The repo ships a deliberately-insecure FastAPI app so you can see Heimdall work
end-to-end without pointing it at anything of your own:

```bash
pip install -e '.[demo]'
uvicorn examples.vulnerable_app.main:app --host 127.0.0.1 --port 8099
heimdall --url http://127.0.0.1:8099 --source examples/vulnerable_app \
--cred admin:admin:admin:admin123 --cred alice:user:alice:alice123
```

A clean run reports **~1 CRITICAL + 7-8 HIGH** — JWT-secret forgery, BOLA/IDOR,
BFLA, reflected XSS, SSRF, credentialed CORS, PII/secret exposure, and more —
alongside TESTED-SAFE verdicts on the app's few correct endpoints. Every finding
maps to a planted flaw documented in
[`examples/vulnerable_app/README.md`](examples/vulnerable_app/README.md).

## Safety & scope

- **Guardrail:** Heimdall refuses any non-loopback target unless you pass
`--i-have-authorization`.
- `--safe` skips every mutating/destructive probe.
- Reports may contain secrets and target internals — the repo `.gitignore`
excludes them; keep them out of version control.

### ⚖️ Authorized use only

This is a security-testing tool. **Use it only against systems you own or for
which you have prior, explicit, written authorization to test.** Unauthorized
scanning or exploitation of systems you do not own is illegal in most
jurisdictions (e.g. the US Computer Fraud and Abuse Act, EU Directive 2013/40/EU,
the UK Computer Misuse Act 1990, and equivalents). By using this software you
confirm you have the necessary authorization for every target and accept sole
responsibility for your use of it; the authors accept no liability for misuse.
See the [LICENSE](LICENSE) for the full disclaimer.

## How it fits together

```
heimdall/
discovery/ openapi → RouteMap · auth detection (token/cookie) · JWKS · source secret scan → AppProfile
bootstrap/ launch target · spawn throwaway DB · provision users · mint principals via the real login flow
modules/ 26 detectors, each reading the AppProfile — no hard-coded paths
core/ Context, Finding, report renderer (MD/HTML/SARIF), attack-chain builder, loopback guardrail
runner.py launch → discover → bootstrap → modules → report
```

## Status

Alpha.
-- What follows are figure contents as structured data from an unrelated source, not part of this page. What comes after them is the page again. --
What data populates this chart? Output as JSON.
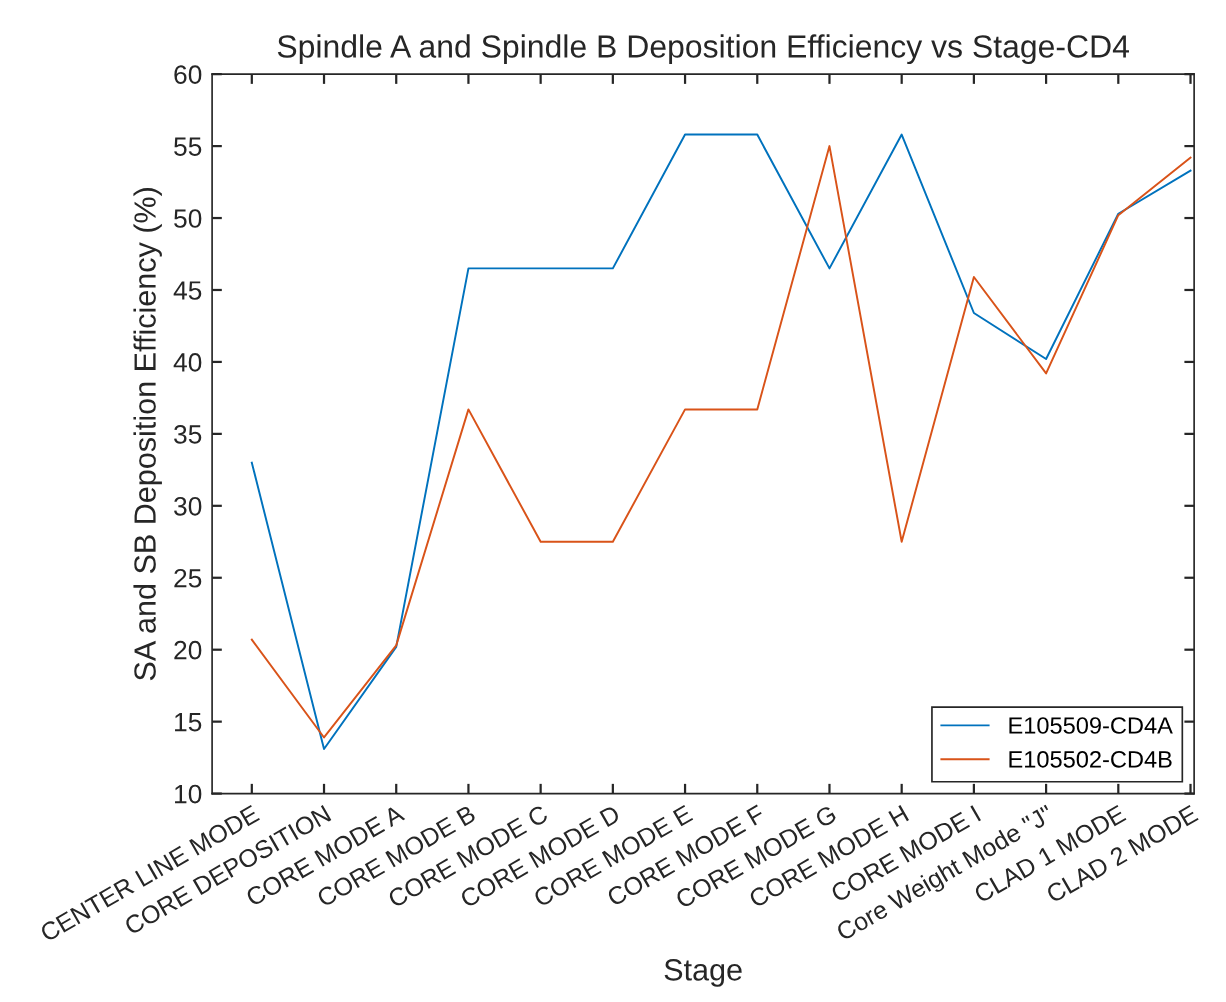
{
  "chart_data": {
    "type": "line",
    "title": "Spindle A and Spindle B Deposition Efficiency vs Stage-CD4",
    "xlabel": "Stage",
    "ylabel": "SA and SB Deposition Efficiency (%)",
    "categories": [
      "CENTER LINE MODE",
      "CORE DEPOSITION",
      "CORE MODE A",
      "CORE MODE B",
      "CORE MODE C",
      "CORE MODE D",
      "CORE MODE E",
      "CORE MODE F",
      "CORE MODE G",
      "CORE MODE H",
      "CORE MODE I",
      "Core Weight Mode \"J\"",
      "CLAD 1 MODE",
      "CLAD 2 MODE"
    ],
    "series": [
      {
        "name": "E105509-CD4A",
        "color": "#0072bd",
        "values": [
          33.0,
          13.1,
          20.2,
          46.5,
          46.5,
          46.5,
          55.8,
          55.8,
          46.5,
          55.8,
          43.4,
          40.2,
          50.3,
          53.3
        ]
      },
      {
        "name": "E105502-CD4B",
        "color": "#d95319",
        "values": [
          20.7,
          13.9,
          20.3,
          36.7,
          27.5,
          27.5,
          36.7,
          36.7,
          55.0,
          27.5,
          45.9,
          39.2,
          50.2,
          54.2
        ]
      }
    ],
    "ylim": [
      10,
      60
    ],
    "yticks": [
      10,
      15,
      20,
      25,
      30,
      35,
      40,
      45,
      50,
      55,
      60
    ],
    "grid": false,
    "legend": "bottom right"
  }
}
The discovery layer targets FastAPI/OpenAPI 3.x; the exploit modules are
black-box-first and conservative about false positives (unconfirmed SSRF sinks,
heuristic enumeration, etc. are labelled as needing manual/OAST confirmation).
A 60+-case test suite (`pytest`) pins each module's precision — every
false-positive fix ships with a false-negative control and a regression test.